Having operators inputting information directly has generated another requirement – speed of communications. When input and display of information are available on the same terminal, the expectation is for instantaneous response, so the need for serial communications is a necessity. This development has been further advanced by removing the need for complex PLC programming by producing specific PLC protocols, allowing the display terminal to act as master to the PLC and itself collect the information it needs to display.

Fault finding is another area where an improved human interface can pay dividends.
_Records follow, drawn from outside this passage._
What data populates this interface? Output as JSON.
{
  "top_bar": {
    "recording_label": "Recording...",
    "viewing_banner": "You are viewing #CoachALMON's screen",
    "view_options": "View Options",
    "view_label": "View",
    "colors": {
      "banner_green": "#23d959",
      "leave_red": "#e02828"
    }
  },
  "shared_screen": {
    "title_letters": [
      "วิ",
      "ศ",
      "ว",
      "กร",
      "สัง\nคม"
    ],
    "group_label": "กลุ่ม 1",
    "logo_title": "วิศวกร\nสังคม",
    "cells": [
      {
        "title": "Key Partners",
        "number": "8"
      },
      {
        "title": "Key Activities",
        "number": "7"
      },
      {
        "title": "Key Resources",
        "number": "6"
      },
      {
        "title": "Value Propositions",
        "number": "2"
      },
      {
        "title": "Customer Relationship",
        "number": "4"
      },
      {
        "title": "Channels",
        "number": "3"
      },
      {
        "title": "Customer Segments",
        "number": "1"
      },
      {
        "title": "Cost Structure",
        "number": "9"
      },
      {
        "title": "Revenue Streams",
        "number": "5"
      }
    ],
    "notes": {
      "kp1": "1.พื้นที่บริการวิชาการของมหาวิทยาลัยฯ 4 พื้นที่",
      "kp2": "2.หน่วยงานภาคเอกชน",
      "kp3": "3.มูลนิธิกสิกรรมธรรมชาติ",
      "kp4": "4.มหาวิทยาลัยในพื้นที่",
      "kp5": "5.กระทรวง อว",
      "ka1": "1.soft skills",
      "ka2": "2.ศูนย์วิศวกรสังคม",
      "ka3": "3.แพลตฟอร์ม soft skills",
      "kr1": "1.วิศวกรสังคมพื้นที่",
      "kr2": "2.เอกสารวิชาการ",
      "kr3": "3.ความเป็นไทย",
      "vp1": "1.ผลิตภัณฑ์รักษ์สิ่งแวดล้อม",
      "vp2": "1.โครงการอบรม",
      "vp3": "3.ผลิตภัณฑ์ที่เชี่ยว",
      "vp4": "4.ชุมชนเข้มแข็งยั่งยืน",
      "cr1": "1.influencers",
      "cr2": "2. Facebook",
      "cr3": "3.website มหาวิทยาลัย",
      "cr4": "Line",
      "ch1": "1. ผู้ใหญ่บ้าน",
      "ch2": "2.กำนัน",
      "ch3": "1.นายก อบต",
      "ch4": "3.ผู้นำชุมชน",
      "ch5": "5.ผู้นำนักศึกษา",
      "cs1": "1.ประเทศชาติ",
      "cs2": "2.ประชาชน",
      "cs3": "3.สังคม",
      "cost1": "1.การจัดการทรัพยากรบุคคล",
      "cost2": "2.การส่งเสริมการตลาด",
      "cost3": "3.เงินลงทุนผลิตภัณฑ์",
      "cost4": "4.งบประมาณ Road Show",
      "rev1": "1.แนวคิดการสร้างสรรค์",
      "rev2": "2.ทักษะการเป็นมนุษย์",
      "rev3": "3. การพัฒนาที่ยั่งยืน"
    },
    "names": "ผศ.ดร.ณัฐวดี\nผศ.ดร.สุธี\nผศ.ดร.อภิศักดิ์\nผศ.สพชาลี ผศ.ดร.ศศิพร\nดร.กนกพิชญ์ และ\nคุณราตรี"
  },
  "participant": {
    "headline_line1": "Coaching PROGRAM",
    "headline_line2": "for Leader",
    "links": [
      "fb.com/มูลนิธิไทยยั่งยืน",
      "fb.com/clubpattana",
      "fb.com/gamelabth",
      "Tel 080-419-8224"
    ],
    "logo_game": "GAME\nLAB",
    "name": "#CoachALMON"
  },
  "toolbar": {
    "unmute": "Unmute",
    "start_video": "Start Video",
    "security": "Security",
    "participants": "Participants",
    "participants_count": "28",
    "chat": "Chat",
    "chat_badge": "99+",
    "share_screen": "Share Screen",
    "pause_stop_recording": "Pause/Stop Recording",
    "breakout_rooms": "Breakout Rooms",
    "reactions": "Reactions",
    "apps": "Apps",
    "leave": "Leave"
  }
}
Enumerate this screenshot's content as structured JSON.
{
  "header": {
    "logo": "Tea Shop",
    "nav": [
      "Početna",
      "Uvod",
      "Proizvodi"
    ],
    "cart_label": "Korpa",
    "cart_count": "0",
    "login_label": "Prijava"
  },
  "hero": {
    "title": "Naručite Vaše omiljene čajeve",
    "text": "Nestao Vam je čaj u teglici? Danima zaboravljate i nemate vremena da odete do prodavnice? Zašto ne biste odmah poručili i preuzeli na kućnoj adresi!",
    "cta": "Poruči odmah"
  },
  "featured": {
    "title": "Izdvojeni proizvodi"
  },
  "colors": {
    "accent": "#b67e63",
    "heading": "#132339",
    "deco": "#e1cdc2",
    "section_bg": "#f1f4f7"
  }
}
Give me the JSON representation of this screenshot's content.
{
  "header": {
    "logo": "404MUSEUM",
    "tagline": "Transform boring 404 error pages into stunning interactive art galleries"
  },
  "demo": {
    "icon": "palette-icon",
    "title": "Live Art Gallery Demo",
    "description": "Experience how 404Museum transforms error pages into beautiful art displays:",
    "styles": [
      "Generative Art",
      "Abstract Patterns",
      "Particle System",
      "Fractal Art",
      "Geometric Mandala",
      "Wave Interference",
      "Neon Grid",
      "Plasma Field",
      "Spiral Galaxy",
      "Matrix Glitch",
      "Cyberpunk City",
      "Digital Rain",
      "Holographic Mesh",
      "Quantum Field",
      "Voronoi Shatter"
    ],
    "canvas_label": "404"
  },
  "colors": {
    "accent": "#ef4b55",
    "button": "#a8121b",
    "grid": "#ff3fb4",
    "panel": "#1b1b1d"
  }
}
Modern PLCs have inherent capabilities to generate fault codes and flag up problems, and these can be used to provide informative messages on the MMI to lead the operator straight to any problem.

The graphics capabilities of today’s MMIs provide further enhancements to these processes. Omron’s products, for example, allow bitmap images to be imported even onto a low cost product. Photographs of the actual machine can be loaded straight into the MMI, allowing operators to simply touch on the area of the machine that they want to look at in more detail. Pilz systems similarly can have bitmap graphics displayed in colour and monochrome in a variety of size options.

As well as bitmap images, other representations of the machine are easy to draw into the MMI. Much of the software is Windows-based and provides powerful drawing features, including line and bar graphs. There is no programming, just an intuitive sketching process. Images can be drawn on a laptop or desktop computer then downloaded onto the MMI, with scaling of values and parameters done automatically. And all without a single word of code being written.

One example of this is PX-PRO, Pilz’ programming tool for message preparation, download of PLC drivers and parameter setting. Pilz will shortly release a machine control software package called Pipanel-Touch, which provides high power computing capability together with user-friendly touch-sensitive symbols.

There are cases to be made for buying MMIs from the large supplier and from the smaller independent one. To an OEM or systems integrator, often forced anyway to use different PLCs for different clients, using an independent MMI can maintain the outward appearance and operational ergonomics of the machine, while interfacing to different PLCs. It also takes out the learning curve of understanding many different MMI configuration tools. Even Mitsubishi, the large supplier of complete systems, acknowledges that independent suppliers are better able to market products for niche applications and can produce a product with the functionality that is required for a specific, small market which a global manufacturer would not find economic.

On the other hand, where the PLC manufacturers gain is in providing users with a single vendor. There are also often price incentives for taking the MMI with the PLC. The single source also takes away any worries about compatibility, although many of these are largely unfounded, particularly with the advent of control bus standards, such as Profibus and Interbus. The bus system ensures that all devices from different vendors can communicate together without needed to adapt interfaces.

As an example, the PG1100 from independent supplier Castleland interfaces with most major PLCs through a range of proprietary drivers, including Siemens, Allen-Bradley, Modicon, Mitsubishi, General Electric, Square D and Texas, as well as network drivers, which include Modbus Plus, Allen-Bradley Data Highway Plus, Profibus and Devicenet.

Mitsubishi agrees that independent suppliers are, indeed, able to produce a product which cold work with a variety of PLCs. In doing so, it may be able to produce them in sufficient quantities to be competitive with a general purpose product.

The counter view is that a manufacturer of complete systems (such as Mitsubishi) is able to best take advantage of the characteristics of its own PLCs, and so will invariably have greater functionality than the general purpose product. For example, independent suppliers usually communicate through an auxiliary comms channel, which will be slower than communicating via the PLC bus. The latter approach, says Mitsubishi, will result in much faster access to data.